He gave himself the day off last Saturday, cracked open a beer, grabbed the remote, settled down on the couch, scratched himself in a couple of places and watched some football.
… Preparing for Saturday’s game against North Carolina, Groh watched the Tar Heels play Georgia Tech. He also watched Indiana-Michigan, Alabama-Arkansas, Texas-UTEP, Virginia Tech-Miami, Oregon State-Arizona, Purdue-Notre Dame and Houston-Texas Tech. He even caught an Ivy League game “for the fun of it.”

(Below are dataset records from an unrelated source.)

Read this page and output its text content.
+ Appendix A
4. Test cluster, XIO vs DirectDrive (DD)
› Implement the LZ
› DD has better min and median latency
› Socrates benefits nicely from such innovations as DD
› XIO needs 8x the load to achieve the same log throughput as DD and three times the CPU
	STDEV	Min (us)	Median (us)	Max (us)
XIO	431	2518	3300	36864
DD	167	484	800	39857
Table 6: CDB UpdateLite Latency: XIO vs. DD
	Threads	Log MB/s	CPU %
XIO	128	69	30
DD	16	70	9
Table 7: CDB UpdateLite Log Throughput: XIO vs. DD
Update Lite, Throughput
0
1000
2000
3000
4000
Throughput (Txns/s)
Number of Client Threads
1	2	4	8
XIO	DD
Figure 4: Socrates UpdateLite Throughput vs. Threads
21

And after all these years of coaching (and presumably watching countless hours of game tape), he was suddenly blinded by this amazing insight:
“Certainly revealed that there’s probably far too many teams and players that are anointed way too early in the season and far too many teams and players that are condemned too early in the season to see the significant turnarounds that occur in so many games — that a season is to played out rather than to be seen in microcosm,” Groh said. “I realize that’s not the reality of the way things seem, but that’s the reality of the way things go.”
Too true. Too, too, too, true.
Yes, a football season is meant to be savored. It must be allowed to ripen in the fullness of time, so that another 5-7 year can be fully appreciated for itself.
Al Groh will judge no college football before its time.
Also, it probably needs to be allowed to breathe a little before consuming.